Торбранд незаметно вздохнул и нагнул голову в знак согласия. При всей своей осторожной расчетливости он не мог возразить Хродмару. Все мысли молодого ярла были заняты только невестой, которую у него хотят отнять, и едва ли он мог сейчас рассуждать здраво. Он готов свернуть горы, а на Квиттинге такой настрой будет кстати.
– Хорошо, – сказал наконец Торбранд. – Мы поедем с тобой, Гродгард сын Кара. А ты, Хродмар ярл, не трать силы понапрасну. Ты снова пойдешь к… к той же цели. Только с другой стороны. И уж на этот раз мы не отступим!
До праздника Середины Зимы оставались считанные дни, и в Конунгагорде усердно готовились к жертвенным пирам. Прослышав о скорой свадьбе Вильмунда ярла, гости съезжались на озеро Фрейра из самых отдаленных мест. Как говорил Хьёрт управитель, он каждый день ждет, что к воротам явятся тролли из Медного Леса, тоже жаждущие выпить.
Кюна Далла целый день суетилась, ухитряясь при этом сохранять надменный вид и не упуская случая показать свою власть над всеми домочадцами, но едва ли от ее суеты было много пользы для дела. Сама Ингвильда почти ни в чем не принимала участия. Дома она не смогла бы усидеть сложа руки перед одним из самых больших праздников в году, но сейчас ей все было безразлично. Раз и навсегда она решила не считать Конунгагорд своим домом ни сейчас, ни когда-либо в будущем. А значит, и хлопотать незачем.

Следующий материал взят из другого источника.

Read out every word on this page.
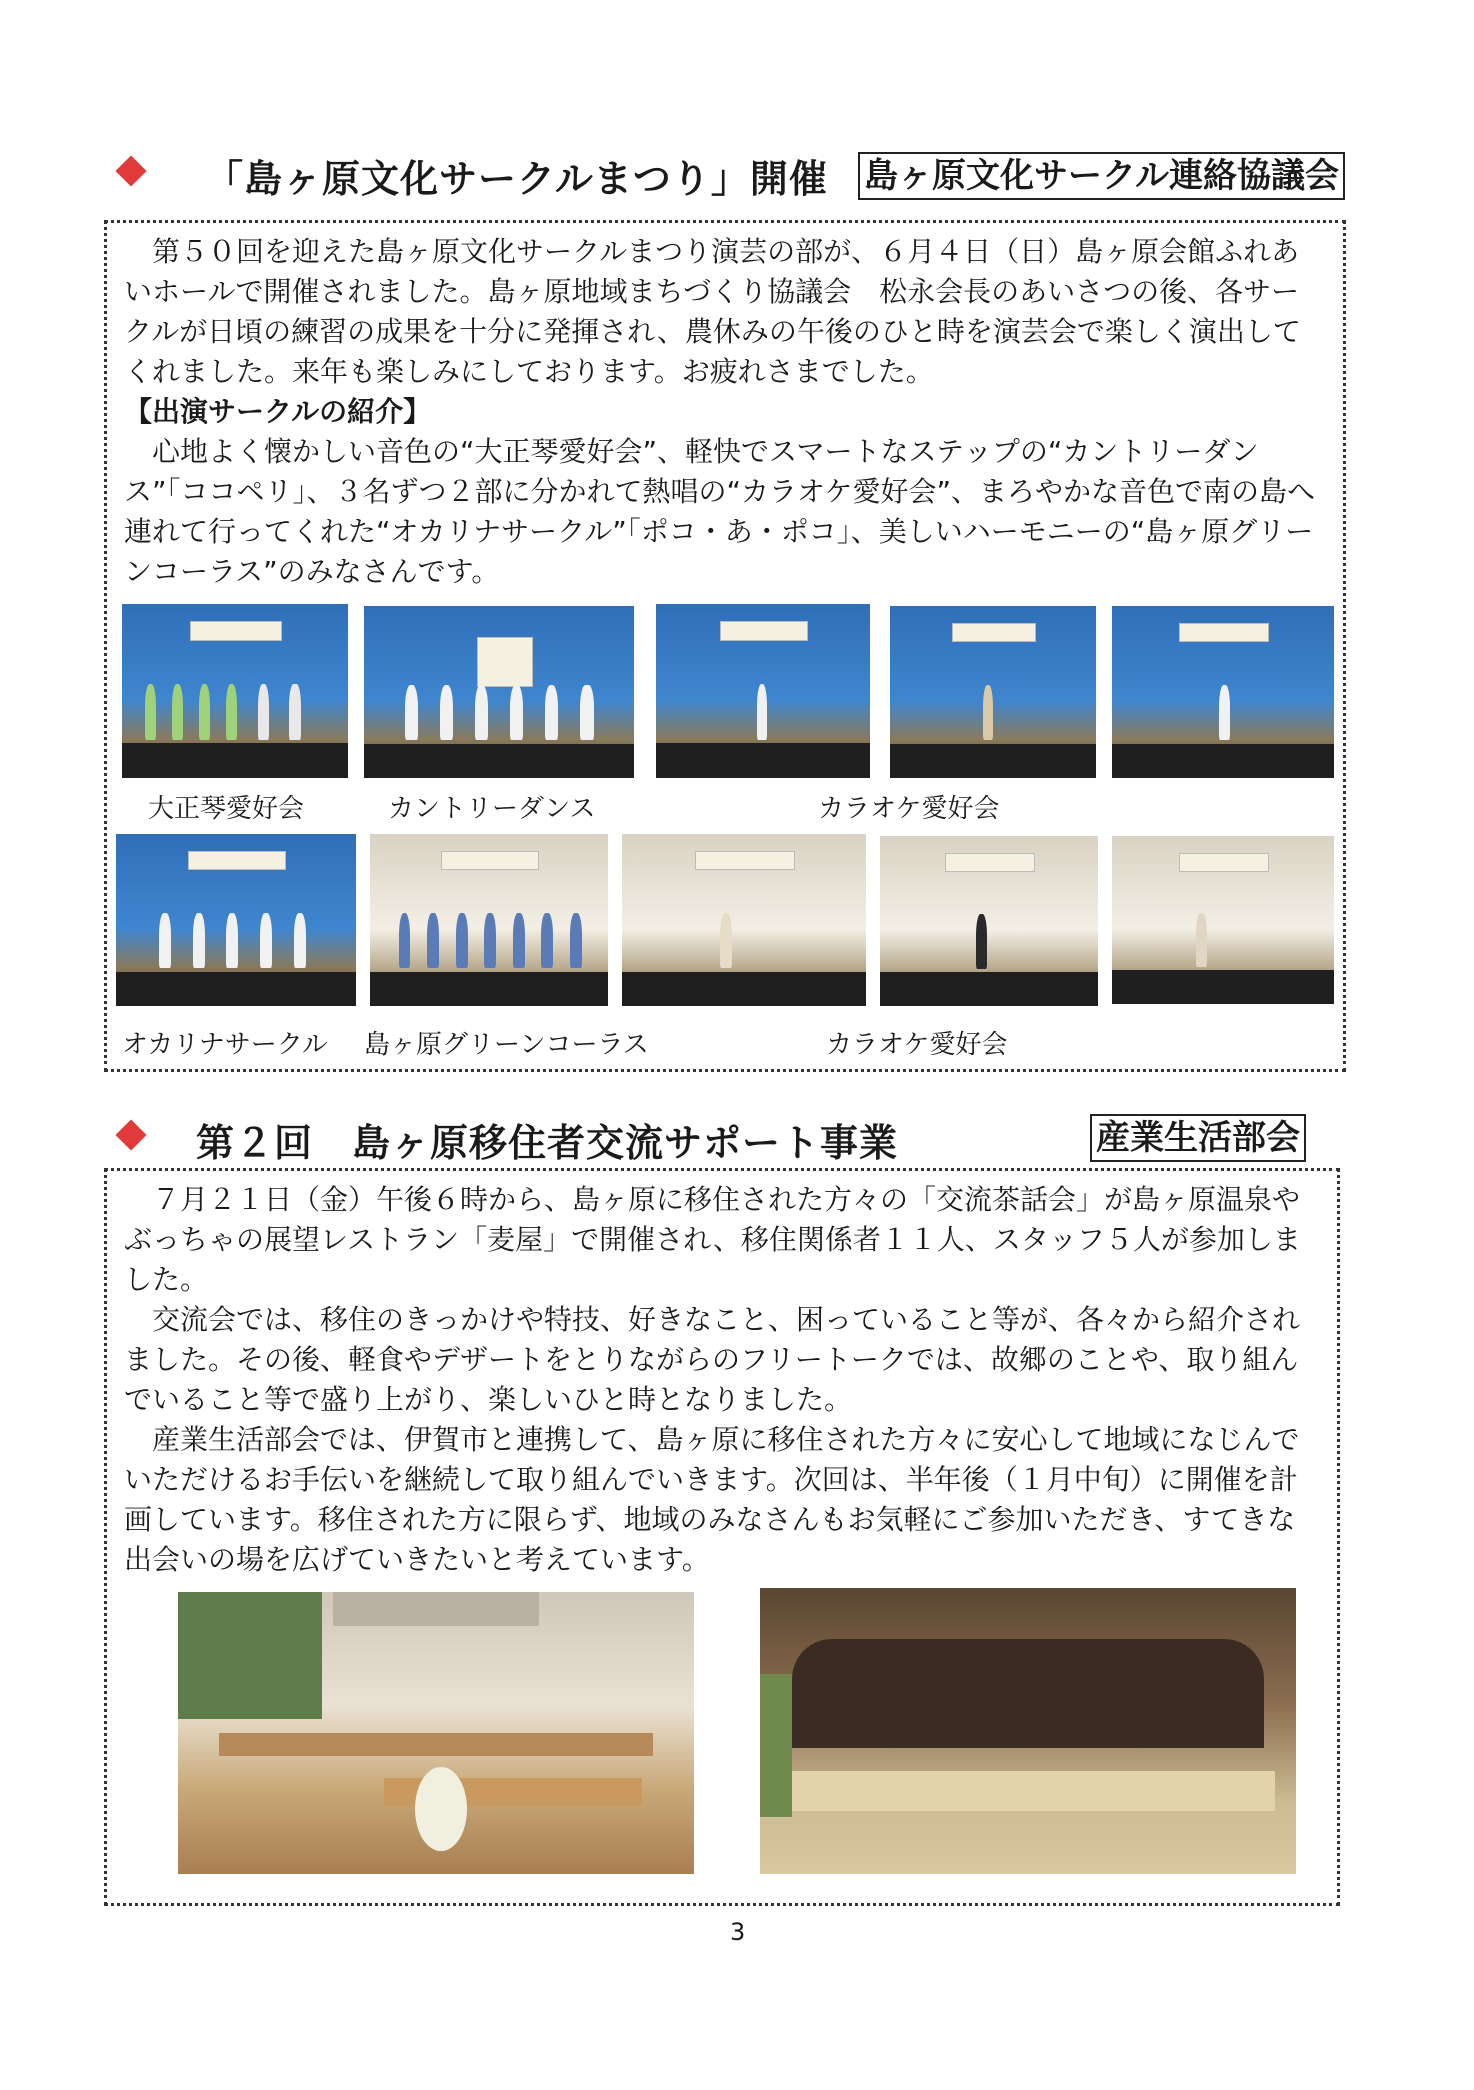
「島ヶ原文化サークルまつり」開催 島ヶ原文化サークル連絡協議会

第５０回を迎えた島ヶ原文化サークルまつり演芸の部が、６月４日（日）島ヶ原会館ふれあいホールで開催されました。島ヶ原地域まちづくり協議会　松永会長のあいさつの後、各サークルが日頃の練習の成果を十分に発揮され、農休みの午後のひと時を演芸会で楽しく演出してくれました。来年も楽しみにしております。お疲れさまでした。

【出演サークルの紹介】

心地よく懐かしい音色の“大正琴愛好会”、軽快でスマートなステップの“カントリーダンス”「ココペリ」、３名ずつ２部に分かれて熱唱の“カラオケ愛好会”、まろやかな音色で南の島へ連れて行ってくれた“オカリナサークル”「ポコ・あ・ポコ」、美しいハーモニーの“島ヶ原グリーンコーラス”のみなさんです。

大正琴愛好会	カントリーダンス	カラオケ愛好会
オカリナサークル 島ヶ原グリーンコーラス	カラオケ愛好会
第２回　島ヶ原移住者交流サポート事業	産業生活部会

７月２１日（金）午後６時から、島ヶ原に移住された方々の「交流茶話会」が島ヶ原温泉やぶっちゃの展望レストラン「麦屋」で開催され、移住関係者１１人、スタッフ５人が参加しました。

交流会では、移住のきっかけや特技、好きなこと、困っていること等が、各々から紹介されました。その後、軽食やデザートをとりながらのフリートークでは、故郷のことや、取り組んでいること等で盛り上がり、楽しいひと時となりました。

産業生活部会では、伊賀市と連携して、島ヶ原に移住された方々に安心して地域になじんでいただけるお手伝いを継続して取り組んでいきます。次回は、半年後（１月中旬）に開催を計画しています。移住された方に限らず、地域のみなさんもお気軽にご参加いただき、すてきな出会いの場を広げていきたいと考えています。

3
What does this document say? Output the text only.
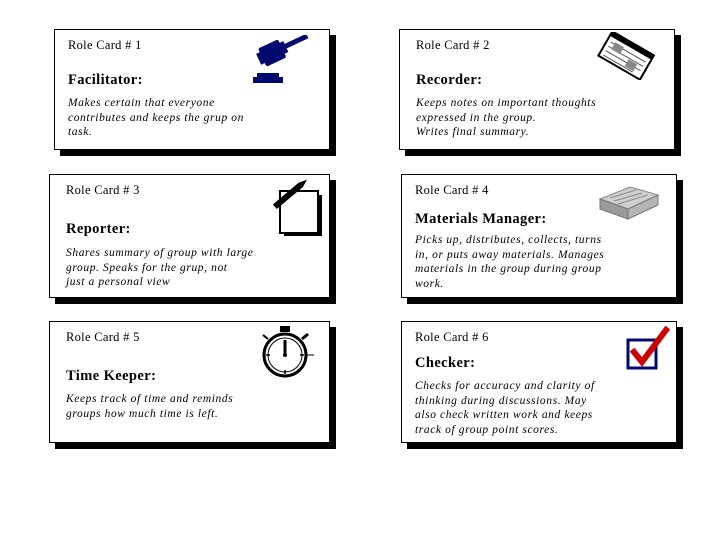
Role Card # 1
Facilitator:
Makes certain that everyone
contributes and keeps the grup on
task.
Role Card # 2
Recorder:
Keeps notes on important thoughts
expressed in the group.
Writes final summary.
Role Card # 3
Reporter:
Shares summary of group with large
group. Speaks for the grup, not
just a personal view
Role Card # 4
Materials Manager:
Picks up, distributes, collects, turns
in, or puts away materials. Manages
materials in the group during group
work.
Role Card # 5
Time Keeper:
Keeps track of time and reminds
groups how much time is left.
Role Card # 6
Checker:
Checks for accuracy and clarity of
thinking during discussions. May
also check written work and keeps
track of group point scores.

Открыв дверь в сени, Ингвильда подобрала платье, чтобы шагнуть за порог, но тут на нее бросился кто-то, летевший навстречу сломя голову. Охнув, Ингвильда подалась назад и прижала к груди кувшин с пивом – она несла его, чтобы отдать отцу, а вовсе не для того, чтобы облить им дочку одного из здешних хирдманов. Девушку звали Арнгуд, но домочадцы давным-давно прозвали ее Глатта, что значит – Гладкая. Во всей ее внешности была какая-то мягкая, шелковистая нежность – в розовой коже, в густых каштановых волосах, даже в рыже-карих глазах, больших и игриво блестящих. По мнению Ингвильды, глаза у Глатты были просто распутные, и она не удивлялась, что в пятнадцать лет та уже пользуется назойливым вниманием всех мужчин Конунгагорда и окрестных усадеб на озере Фрейра.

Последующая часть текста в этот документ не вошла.